A trust is a legal relationship between a trustee, a trustor and a beneficiary. The trustee is the person responsible for managing the assets and handling the trust on behalf of the beneficiary. A trustor is the person who creates the trust and the beneficiary is the person for whose benefit the trust is created.
A trust does not establish a legal entity. Rather it establishes a legal relationship and a set of duties and rights that are enforceable in court. A trust establishes a method for avoiding probate at the death of the trustor, meaning the person who created the trust. It also establishes a method for placing funds into the hands of a trustee, who manages those funds for a beneficiary.
So, for instance, if parents are concerned about their children inheriting a significant amount of money at the parents’ deaths at a time when the children would not be capable of handling the money responsibly, an estate planning attorney can set up a trust for those children and put the money in the hands of the trustee who has the legal responsibility to handle the money for the kids until they’re ready to handle the funds themselves. This is one primary use of a trust although there are other uses as well.
There are two primary types of trusts. There is a revocable trust, which is the type of trust that most people create as part of their estate plan. This type of trust is typically formed by a husband and wife who act in all three capacities, that is they are the trustors, meaning they have created the trust; they are the trustees, meaning they manage the trust; and during their joint lifetimes and during the lifetime of the last spouse to die, they are the beneficiaries as well.
So, in that capacity, they are essentially wearing three separate hats and the law recognizes that as a valid trust relationship even though it involves the same two people acting in all three capacities. Sometimes a portion or all of a revocable living trust will become irrevocable at the death of either the first spouse or more commonly at the death of the second spouse. This is the point at which either new trusts are created for the kids if they are not yet old enough or mature enough to manage the assets successfully, or the trust simply terminates and the money is distributed to the children or other beneficiaries and terminates.
The other type of trust is an irrevocable trust that can be set up for other purposes. For instance, if a person has a child with developmental disabilities who was receiving federal benefits in the form of social security disability (SSI) or Medicaid (Medi-Cal in California), then a special needs trust will be set up. The advantage of a special needs trust is that the money or the assets are by statute not considered as available assets for purposes of SSI or Medicaid eligibility.

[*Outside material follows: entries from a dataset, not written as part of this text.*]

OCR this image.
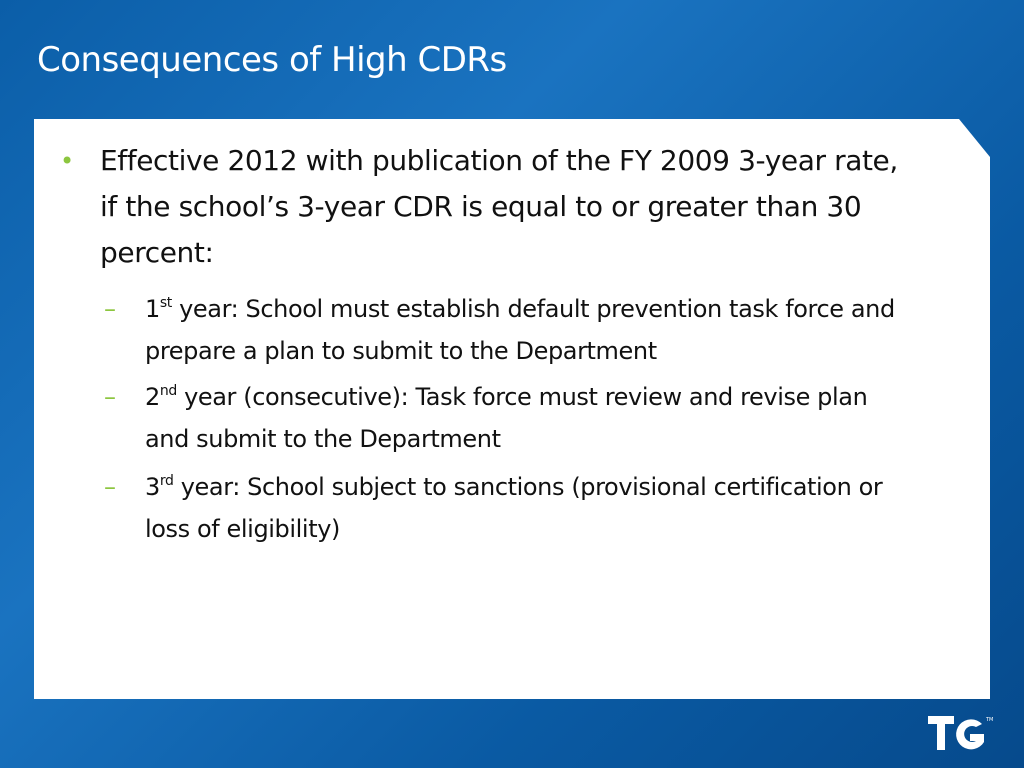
Consequences of High CDRs
• Effective 2012 with publication of the FY 2009 3-year rate, if the school’s 3-year CDR is equal to or greater than 30 percent:
– 1st year: School must establish default prevention task force and prepare a plan to submit to the Department
– 2nd year (consecutive): Task force must review and revise plan and submit to the Department
– 3rd year: School subject to sanctions (provisional certification or loss of eligibility)
TM
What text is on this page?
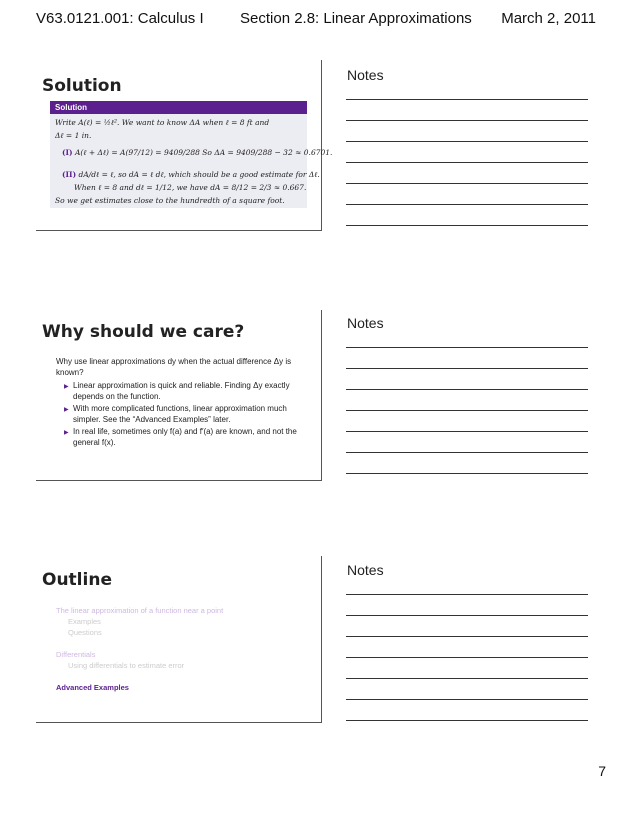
V63.0121.001: Calculus I Section 2.8: Linear Approximations March 2, 2011
Solution
Solution
Write A(ℓ) = ½ℓ². We want to know ΔA when ℓ = 8 ft and
Δℓ = 1 in.
(I) A(ℓ + Δℓ) = A(97/12) = 9409/288 So ΔA = 9409/288 − 32 ≈ 0.6701.
(II) dA/dℓ = ℓ, so dA = ℓ dℓ, which should be a good estimate for Δℓ.
When ℓ = 8 and dℓ = 1/12, we have dA = 8/12 = 2/3 ≈ 0.667.
So we get estimates close to the hundredth of a square foot.
Notes
Why should we care?
Why use linear approximations dy when the actual difference Δy is known?
▶ Linear approximation is quick and reliable. Finding Δy exactly depends on the function.
▶ With more complicated functions, linear approximation much simpler. See the “Advanced Examples” later.
▶ In real life, sometimes only f(a) and f′(a) are known, and not the general f(x).
Notes
Outline
The linear approximation of a function near a point
Examples
Questions
Differentials
Using differentials to estimate error
Advanced Examples
Notes
7
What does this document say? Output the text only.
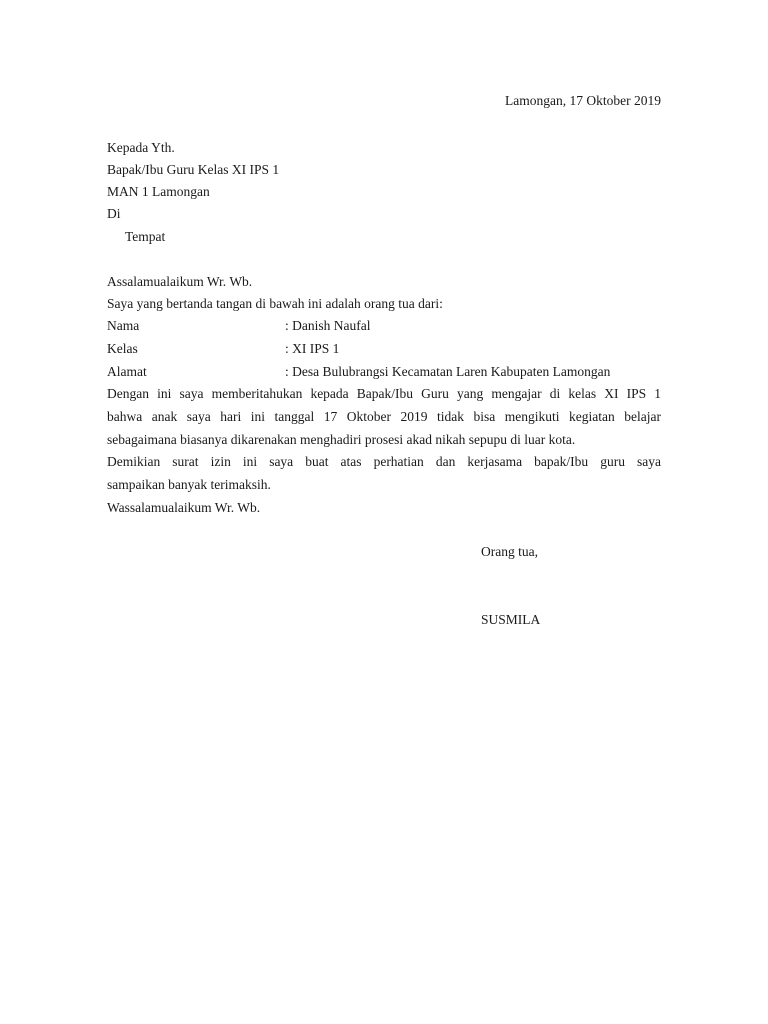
Lamongan, 17 Oktober 2019
Kepada Yth.
Bapak/Ibu Guru Kelas XI IPS 1
MAN 1 Lamongan
Di
Tempat
Assalamualaikum Wr. Wb.
Saya yang bertanda tangan di bawah ini adalah orang tua dari:
Nama	: Danish Naufal
Kelas	: XI IPS 1
Alamat	: Desa Bulubrangsi Kecamatan Laren Kabupaten Lamongan
Dengan ini saya memberitahukan kepada Bapak/Ibu Guru yang mengajar di kelas XI IPS 1
bahwa anak saya hari ini tanggal 17 Oktober 2019 tidak bisa mengikuti kegiatan belajar
sebagaimana biasanya dikarenakan menghadiri prosesi akad nikah sepupu di luar kota.
Demikian surat izin ini saya buat atas perhatian dan kerjasama bapak/Ibu guru saya
sampaikan banyak terimaksih.
Wassalamualaikum Wr. Wb.
Orang tua,
SUSMILA
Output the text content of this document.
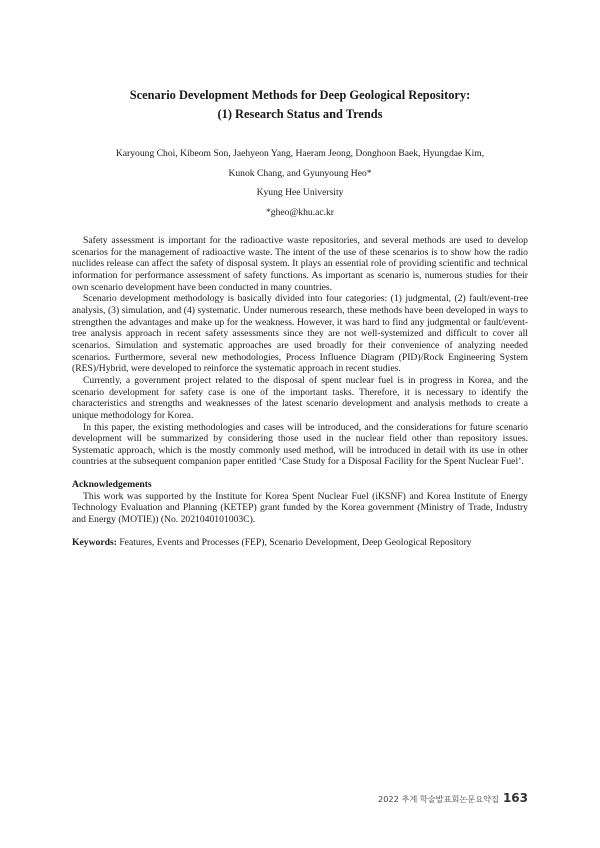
Scenario Development Methods for Deep Geological Repository:
(1) Research Status and Trends
Karyoung Choi, Kibeom Son, Jaehyeon Yang, Haeram Jeong, Donghoon Baek, Hyungdae Kim,
Kunok Chang, and Gyunyoung Heo*
Kyung Hee University
*gheo@khu.ac.kr

Safety assessment is important for the radioactive waste repositories, and several methods are used to develop scenarios for the management of radioactive waste. The intent of the use of these scenarios is to show how the radio nuclides release can affect the safety of disposal system. It plays an essential role of providing scientific and technical information for performance assessment of safety functions. As important as scenario is, numerous studies for their own scenario development have been conducted in many countries.

Scenario development methodology is basically divided into four categories: (1) judgmental, (2) fault/event-tree analysis, (3) simulation, and (4) systematic. Under numerous research, these methods have been developed in ways to strengthen the advantages and make up for the weakness. However, it was hard to find any judgmental or fault/event-tree analysis approach in recent safety assessments since they are not well-systemized and difficult to cover all scenarios. Simulation and systematic approaches are used broadly for their convenience of analyzing needed scenarios. Furthermore, several new methodologies, Process Influence Diagram (PID)/Rock Engineering System (RES)/Hybrid, were developed to reinforce the systematic approach in recent studies.

Currently, a government project related to the disposal of spent nuclear fuel is in progress in Korea, and the scenario development for safety case is one of the important tasks. Therefore, it is necessary to identify the characteristics and strengths and weaknesses of the latest scenario development and analysis methods to create a unique methodology for Korea.

In this paper, the existing methodologies and cases will be introduced, and the considerations for future scenario development will be summarized by considering those used in the nuclear field other than repository issues. Systematic approach, which is the mostly commonly used method, will be introduced in detail with its use in other countries at the subsequent companion paper entitled ‘Case Study for a Disposal Facility for the Spent Nuclear Fuel’.

Acknowledgements

This work was supported by the Institute for Korea Spent Nuclear Fuel (iKSNF) and Korea Institute of Energy Technology Evaluation and Planning (KETEP) grant funded by the Korea government (Ministry of Trade, Industry and Energy (MOTIE)) (No. 2021040101003C).

Keywords: Features, Events and Processes (FEP), Scenario Development, Deep Geological Repository
2022 추계 학술발표회논문요약집 163
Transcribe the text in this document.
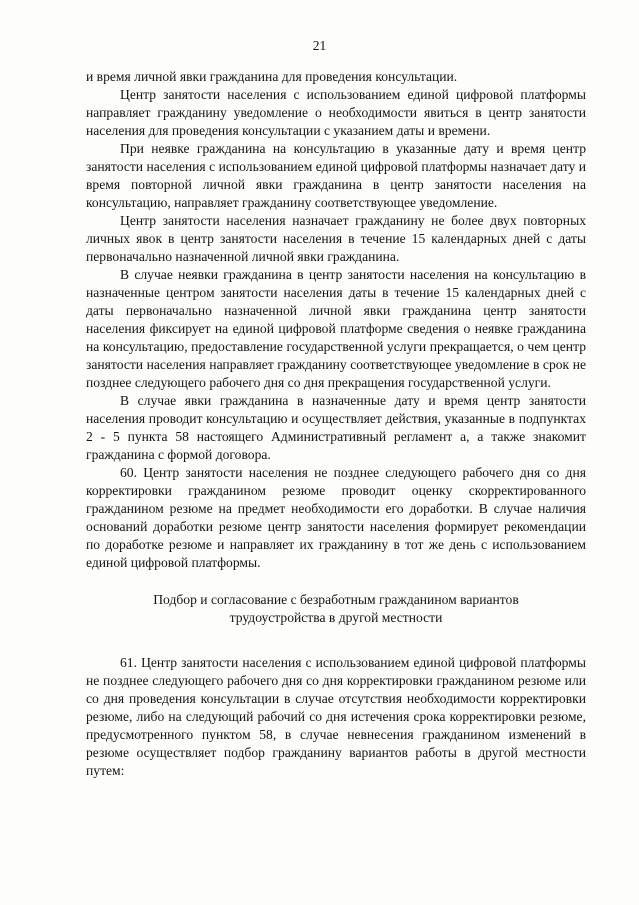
21

и время личной явки гражданина для проведения консультации.

Центр занятости населения с использованием единой цифровой платформы направляет гражданину уведомление о необходимости явиться в центр занятости населения для проведения консультации с указанием даты и времени.

При неявке гражданина на консультацию в указанные дату и время центр занятости населения с использованием единой цифровой платформы назначает дату и время повторной личной явки гражданина в центр занятости населения на консультацию, направляет гражданину соответствующее уведомление.

Центр занятости населения назначает гражданину не более двух повторных личных явок в центр занятости населения в течение 15 календарных дней с даты первоначально назначенной личной явки гражданина.

В случае неявки гражданина в центр занятости населения на консультацию в назначенные центром занятости населения даты в течение 15 календарных дней с даты первоначально назначенной личной явки гражданина центр занятости населения фиксирует на единой цифровой платформе сведения о неявке гражданина на консультацию, предоставление государственной услуги прекращается, о чем центр занятости населения направляет гражданину соответствующее уведомление в срок не позднее следующего рабочего дня со дня прекращения государственной услуги.

В случае явки гражданина в назначенные дату и время центр занятости населения проводит консультацию и осуществляет действия, указанные в подпунктах 2 - 5 пункта 58 настоящего Административный регламент а, а также знакомит гражданина с формой договора.

60. Центр занятости населения не позднее следующего рабочего дня со дня корректировки гражданином резюме проводит оценку скорректированного гражданином резюме на предмет необходимости его доработки. В случае наличия оснований доработки резюме центр занятости населения формирует рекомендации по доработке резюме и направляет их гражданину в тот же день с использованием единой цифровой платформы.

Подбор и согласование с безработным гражданином вариантов
трудоустройства в другой местности

61. Центр занятости населения с использованием единой цифровой платформы не позднее следующего рабочего дня со дня корректировки гражданином резюме или со дня проведения консультации в случае отсутствия необходимости корректировки резюме, либо на следующий рабочий со дня истечения срока корректировки резюме, предусмотренного пунктом 58, в случае невнесения гражданином изменений в резюме осуществляет подбор гражданину вариантов работы в другой местности путем:
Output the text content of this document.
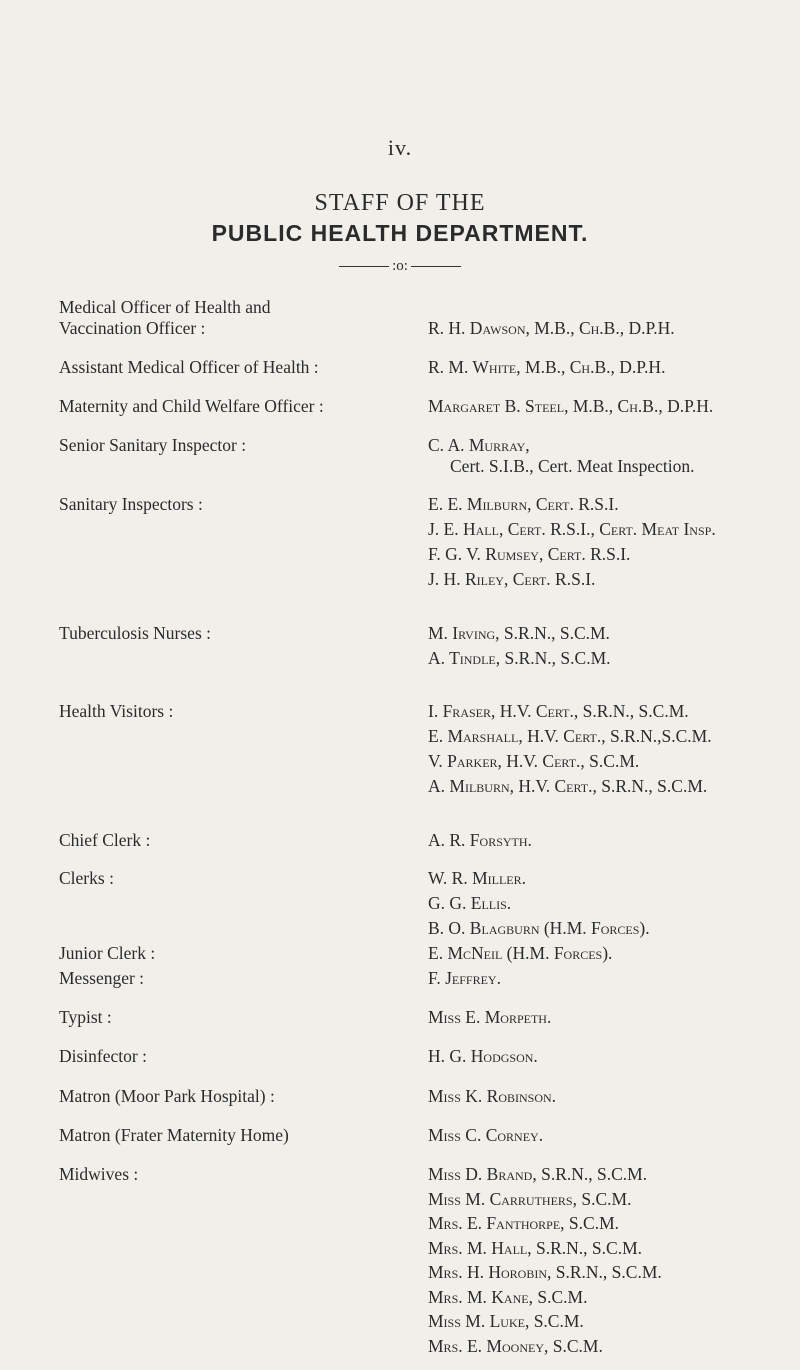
iv.
STAFF OF THE
PUBLIC HEALTH DEPARTMENT.
:o:
Medical Officer of Health and
Vaccination Officer :	R. H. Dawson, M.B., Ch.B., D.P.H.
Assistant Medical Officer of Health :	R. M. White, M.B., Ch.B., D.P.H.
Maternity and Child Welfare Officer :	Margaret B. Steel, M.B., Ch.B., D.P.H.
Senior Sanitary Inspector :	C. A. Murray,
Cert. S.I.B., Cert. Meat Inspection.
Sanitary Inspectors :	E. E. Milburn, Cert. R.S.I.
J. E. Hall, Cert. R.S.I., Cert. Meat Insp.
F. G. V. Rumsey, Cert. R.S.I.
J. H. Riley, Cert. R.S.I.
Tuberculosis Nurses :	M. Irving, S.R.N., S.C.M.
A. Tindle, S.R.N., S.C.M.
Health Visitors :	I. Fraser, H.V. Cert., S.R.N., S.C.M.
E. Marshall, H.V. Cert., S.R.N.,S.C.M.
V. Parker, H.V. Cert., S.C.M.
A. Milburn, H.V. Cert., S.R.N., S.C.M.
Chief Clerk :	A. R. Forsyth.
Clerks :	W. R. Miller.
G. G. Ellis.
B. O. Blagburn (H.M. Forces).
Junior Clerk :	E. McNeil (H.M. Forces).
Messenger :	F. Jeffrey.
Typist :	Miss E. Morpeth.
Disinfector :	H. G. Hodgson.
Matron (Moor Park Hospital) :	Miss K. Robinson.
Matron (Frater Maternity Home)	Miss C. Corney.
Midwives :	Miss D. Brand, S.R.N., S.C.M.
Miss M. Carruthers, S.C.M.
Mrs. E. Fanthorpe, S.C.M.
Mrs. M. Hall, S.R.N., S.C.M.
Mrs. H. Horobin, S.R.N., S.C.M.
Mrs. M. Kane, S.C.M.
Miss M. Luke, S.C.M.
Mrs. E. Mooney, S.C.M.
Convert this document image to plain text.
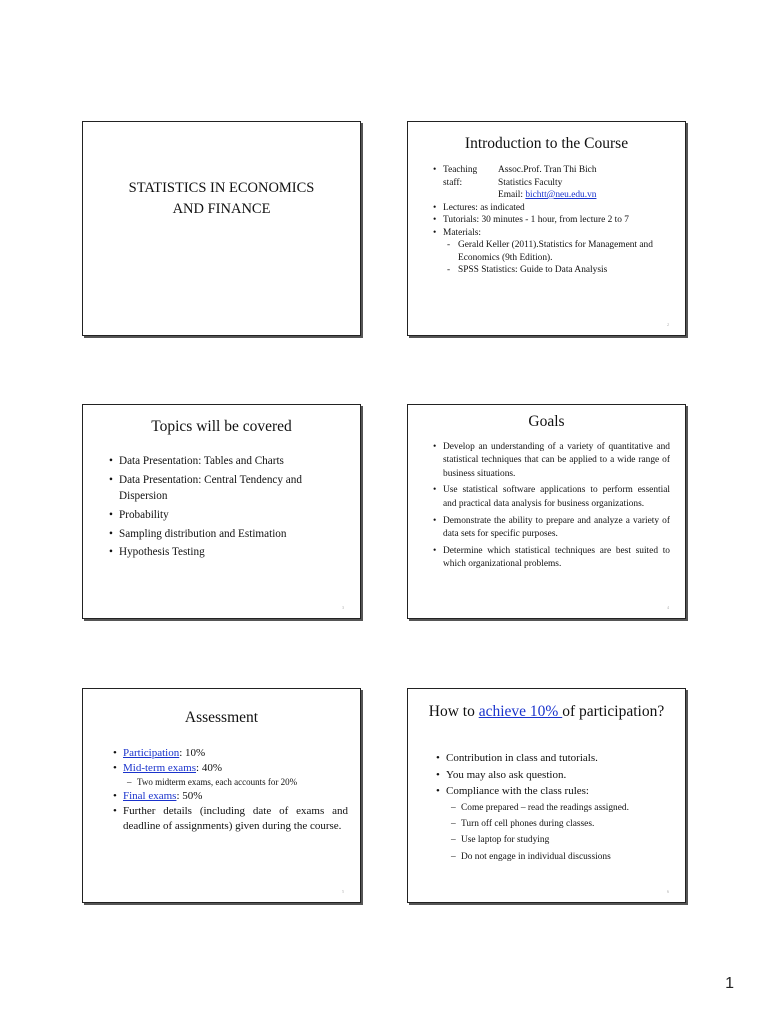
STATISTICS IN ECONOMICS
AND FINANCE
Introduction to the Course
• Teaching staff:
Assoc.Prof. Tran Thi Bich
Statistics Faculty
Email: bichtt@neu.edu.vn
• Lectures: as indicated
• Tutorials: 30 minutes - 1 hour, from lecture 2 to 7
• Materials:
- Gerald Keller (2011).Statistics for Management and Economics (9th Edition).
- SPSS Statistics: Guide to Data Analysis
2
Topics will be covered
• Data Presentation: Tables and Charts
• Data Presentation: Central Tendency and Dispersion
• Probability
• Sampling distribution and Estimation
• Hypothesis Testing
3
Goals
• Develop an understanding of a variety of quantitative and statistical techniques that can be applied to a wide range of business situations.
• Use statistical software applications to perform essential and practical data analysis for business organizations.
• Demonstrate the ability to prepare and analyze a variety of data sets for specific purposes.
• Determine which statistical techniques are best suited to which organizational problems.
4
Assessment
• Participation: 10%
• Mid-term exams: 40%
– Two midterm exams, each accounts for 20%
• Final exams: 50%
• Further details (including date of exams and deadline of assignments) given during the course.
5
How to achieve 10% of participation?
• Contribution in class and tutorials.
• You may also ask question.
• Compliance with the class rules:
– Come prepared – read the readings assigned.
– Turn off cell phones during classes.
– Use laptop for studying
– Do not engage in individual discussions
6
1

Another type of irrevocable trust is the life insurance trust which is typically used for federal estate tax planning purposes. Often, a person wants to purchase a life insurance policy for the benefit of his or her children but does not want that life insurance policy included in his or her gross estate for federal estate tax purposes because it will increase the amount of federal tax. In that case an irrevocable life insurance trust will be created. Sometimes it will be funded with a set amount of cash at the beginning that is intended to pay all the premiums that come due on the policy. More commonly, the creators of the trust (who are typically the parents who are also the insured persons) will make annual gifts to the trust for the purpose of allowing the trustee to pay the premiums that come due on the policy. Since the premium contributions that the parents make each year are considered gifts to the trust, the money that is in the trust and the life insurance proceeds that are paid when the insured parent dies are not included in the parent’s gross estate for federal estate tax purposes. This is because they are owned by the trust and the premiums have been paid as a gift so that money is excluded from the gross estate.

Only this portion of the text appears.